We all have our secrets. Don’t we, Ethan?
Hunt fait le job à la perfection. Il n’est jamais aussi bon que lorsqu’il est mis dans ce genre de conditions extrêmes. Plus on lui rajoute de la difficulté et plus il est content. Il en redemande presque, tout en se permettant le luxe de se plaindre de ses conditions de travail, alors que ce coquin ne serait rien sans elle.
The countdown is not helping!
Que serait Hunt s’il avait le temps de bien faire son boulot ? Hunt pourrait-il s’épanouir dans le confort ? On imagine mal Hunt sauver le monde avec 5min de marge. Non. Tout doit se jouer à la seconde. Hunt n’est pas du genre à avoir une doublure pour faire ses cascades. Il joue sans filet.
Autour de lui, tout le monde s’excite. Benji est anxieux comme il sait l’être, histoire de renforcer l’idée que le travail de Hunt est incroyable. Brandt est assailli par les doutes. Ce qui permet de mieux comprendre à quel point ce que fait Hunt est extraordinaire. Même les filles se battent comme des chiffonnières, au lieu de simplement être belles lors des dîners de l’ambassadeur.

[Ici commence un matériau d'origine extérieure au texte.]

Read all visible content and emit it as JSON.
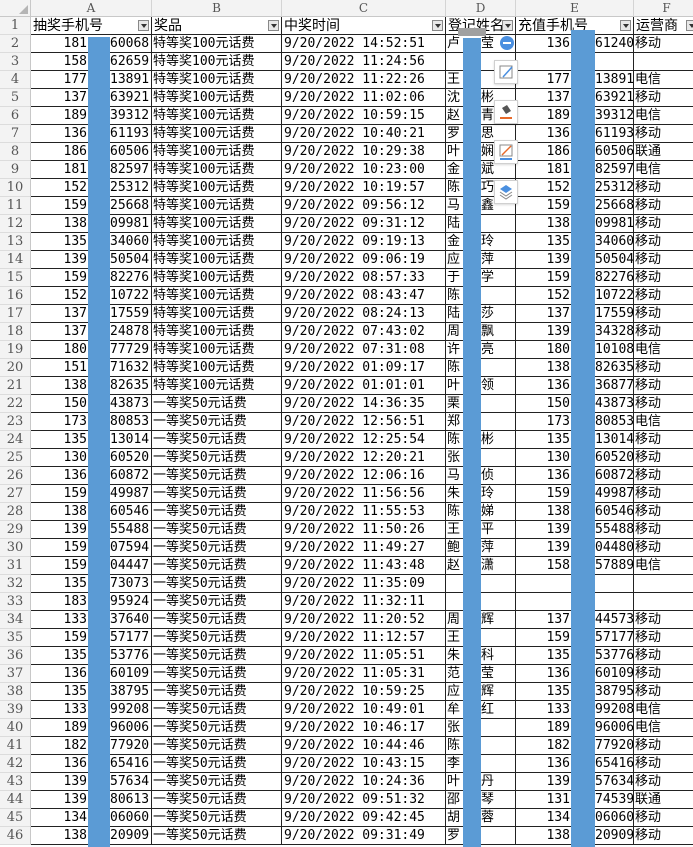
{
  "columns": [
    "A",
    "B",
    "C",
    "D",
    "E",
    "F"
  ],
  "headers": [
    "抽奖手机号",
    "奖品",
    "中奖时间",
    "登记姓名",
    "充值手机号",
    "运营商"
  ],
  "accent_redaction": "#5b9bd5",
  "toolbar_icons": [
    "remove-circle-icon",
    "edit-icon",
    "fill-color-icon",
    "line-color-icon",
    "layers-icon"
  ],
  "rows": [
    [
      2,
      "181",
      "60068",
      "特等奖100元话费",
      "9/20/2022 14:52:51",
      "卢",
      "莹",
      "136",
      "61240",
      "移动"
    ],
    [
      3,
      "158",
      "62659",
      "特等奖100元话费",
      "9/20/2022 11:24:56",
      "",
      "",
      "",
      "",
      ""
    ],
    [
      4,
      "177",
      "13891",
      "特等奖100元话费",
      "9/20/2022 11:22:26",
      "王",
      "",
      "177",
      "13891",
      "电信"
    ],
    [
      5,
      "137",
      "63921",
      "特等奖100元话费",
      "9/20/2022 11:02:06",
      "沈",
      "彬",
      "137",
      "63921",
      "移动"
    ],
    [
      6,
      "189",
      "39312",
      "特等奖100元话费",
      "9/20/2022 10:59:15",
      "赵",
      "青",
      "189",
      "39312",
      "电信"
    ],
    [
      7,
      "136",
      "61193",
      "特等奖100元话费",
      "9/20/2022 10:40:21",
      "罗",
      "思",
      "136",
      "61193",
      "移动"
    ],
    [
      8,
      "186",
      "60506",
      "特等奖100元话费",
      "9/20/2022 10:29:38",
      "叶",
      "娴",
      "186",
      "60506",
      "联通"
    ],
    [
      9,
      "181",
      "82597",
      "特等奖100元话费",
      "9/20/2022 10:23:00",
      "金",
      "斌",
      "181",
      "82597",
      "电信"
    ],
    [
      10,
      "152",
      "25312",
      "特等奖100元话费",
      "9/20/2022 10:19:57",
      "陈",
      "巧",
      "152",
      "25312",
      "移动"
    ],
    [
      11,
      "159",
      "25668",
      "特等奖100元话费",
      "9/20/2022 09:56:12",
      "马",
      "鑫",
      "159",
      "25668",
      "移动"
    ],
    [
      12,
      "138",
      "09981",
      "特等奖100元话费",
      "9/20/2022 09:31:12",
      "陆",
      "",
      "138",
      "09981",
      "移动"
    ],
    [
      13,
      "135",
      "34060",
      "特等奖100元话费",
      "9/20/2022 09:19:13",
      "金",
      "玲",
      "135",
      "34060",
      "移动"
    ],
    [
      14,
      "139",
      "50504",
      "特等奖100元话费",
      "9/20/2022 09:06:19",
      "应",
      "萍",
      "139",
      "50504",
      "移动"
    ],
    [
      15,
      "159",
      "82276",
      "特等奖100元话费",
      "9/20/2022 08:57:33",
      "于",
      "学",
      "159",
      "82276",
      "移动"
    ],
    [
      16,
      "152",
      "10722",
      "特等奖100元话费",
      "9/20/2022 08:43:47",
      "陈",
      "",
      "152",
      "10722",
      "移动"
    ],
    [
      17,
      "137",
      "17559",
      "特等奖100元话费",
      "9/20/2022 08:24:13",
      "陆",
      "莎",
      "137",
      "17559",
      "移动"
    ],
    [
      18,
      "137",
      "24878",
      "特等奖100元话费",
      "9/20/2022 07:43:02",
      "周",
      "飘",
      "139",
      "34328",
      "移动"
    ],
    [
      19,
      "180",
      "77729",
      "特等奖100元话费",
      "9/20/2022 07:31:08",
      "许",
      "亮",
      "180",
      "10108",
      "电信"
    ],
    [
      20,
      "151",
      "71632",
      "特等奖100元话费",
      "9/20/2022 01:09:17",
      "陈",
      "",
      "138",
      "82635",
      "移动"
    ],
    [
      21,
      "138",
      "82635",
      "特等奖100元话费",
      "9/20/2022 01:01:01",
      "叶",
      "领",
      "136",
      "36877",
      "移动"
    ],
    [
      22,
      "150",
      "43873",
      "一等奖50元话费",
      "9/20/2022 14:36:35",
      "栗",
      "",
      "150",
      "43873",
      "移动"
    ],
    [
      23,
      "173",
      "80853",
      "一等奖50元话费",
      "9/20/2022 12:56:51",
      "郑",
      "",
      "173",
      "80853",
      "电信"
    ],
    [
      24,
      "135",
      "13014",
      "一等奖50元话费",
      "9/20/2022 12:25:54",
      "陈",
      "彬",
      "135",
      "13014",
      "移动"
    ],
    [
      25,
      "130",
      "60520",
      "一等奖50元话费",
      "9/20/2022 12:20:21",
      "张",
      "",
      "130",
      "60520",
      "移动"
    ],
    [
      26,
      "136",
      "60872",
      "一等奖50元话费",
      "9/20/2022 12:06:16",
      "马",
      "侦",
      "136",
      "60872",
      "移动"
    ],
    [
      27,
      "159",
      "49987",
      "一等奖50元话费",
      "9/20/2022 11:56:56",
      "朱",
      "玲",
      "159",
      "49987",
      "移动"
    ],
    [
      28,
      "138",
      "60546",
      "一等奖50元话费",
      "9/20/2022 11:55:53",
      "陈",
      "娣",
      "138",
      "60546",
      "移动"
    ],
    [
      29,
      "139",
      "55488",
      "一等奖50元话费",
      "9/20/2022 11:50:26",
      "王",
      "平",
      "139",
      "55488",
      "移动"
    ],
    [
      30,
      "159",
      "07594",
      "一等奖50元话费",
      "9/20/2022 11:49:27",
      "鲍",
      "萍",
      "139",
      "04480",
      "移动"
    ],
    [
      31,
      "159",
      "04447",
      "一等奖50元话费",
      "9/20/2022 11:43:48",
      "赵",
      "潇",
      "158",
      "57889",
      "电信"
    ],
    [
      32,
      "135",
      "73073",
      "一等奖50元话费",
      "9/20/2022 11:35:09",
      "",
      "",
      "",
      "",
      ""
    ],
    [
      33,
      "183",
      "95924",
      "一等奖50元话费",
      "9/20/2022 11:32:11",
      "",
      "",
      "",
      "",
      ""
    ],
    [
      34,
      "133",
      "37640",
      "一等奖50元话费",
      "9/20/2022 11:20:52",
      "周",
      "辉",
      "137",
      "44573",
      "移动"
    ],
    [
      35,
      "159",
      "57177",
      "一等奖50元话费",
      "9/20/2022 11:12:57",
      "王",
      "",
      "159",
      "57177",
      "移动"
    ],
    [
      36,
      "135",
      "53776",
      "一等奖50元话费",
      "9/20/2022 11:05:51",
      "朱",
      "科",
      "135",
      "53776",
      "移动"
    ],
    [
      37,
      "136",
      "60109",
      "一等奖50元话费",
      "9/20/2022 11:05:31",
      "范",
      "莹",
      "136",
      "60109",
      "移动"
    ],
    [
      38,
      "135",
      "38795",
      "一等奖50元话费",
      "9/20/2022 10:59:25",
      "应",
      "辉",
      "135",
      "38795",
      "移动"
    ],
    [
      39,
      "133",
      "99208",
      "一等奖50元话费",
      "9/20/2022 10:49:01",
      "牟",
      "红",
      "133",
      "99208",
      "电信"
    ],
    [
      40,
      "189",
      "96006",
      "一等奖50元话费",
      "9/20/2022 10:46:17",
      "张",
      "",
      "189",
      "96006",
      "电信"
    ],
    [
      41,
      "182",
      "77920",
      "一等奖50元话费",
      "9/20/2022 10:44:46",
      "陈",
      "",
      "182",
      "77920",
      "移动"
    ],
    [
      42,
      "136",
      "65416",
      "一等奖50元话费",
      "9/20/2022 10:43:15",
      "李",
      "",
      "136",
      "65416",
      "移动"
    ],
    [
      43,
      "139",
      "57634",
      "一等奖50元话费",
      "9/20/2022 10:24:36",
      "叶",
      "丹",
      "139",
      "57634",
      "移动"
    ],
    [
      44,
      "139",
      "80613",
      "一等奖50元话费",
      "9/20/2022 09:51:32",
      "邵",
      "琴",
      "131",
      "74539",
      "联通"
    ],
    [
      45,
      "134",
      "06060",
      "一等奖50元话费",
      "9/20/2022 09:42:45",
      "胡",
      "蓉",
      "134",
      "06060",
      "移动"
    ],
    [
      46,
      "138",
      "20909",
      "一等奖50元话费",
      "9/20/2022 09:31:49",
      "罗",
      "",
      "138",
      "20909",
      "移动"
    ]
  ]
}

Hunt est comme un poisson dans l’eau dans cet univers, sans le soutien d’un état qui n’est de toute façon pas censé savoir qu’il existe. On le met dans l’ombre encore plus qu’il n’en a besoin. Mieux, Hunt prend un plaisir presque pervers à suivre sa femme sans même qu’elle ne le sache. Il chasse, comme son nom l’indique. Tout en est presque trop évident.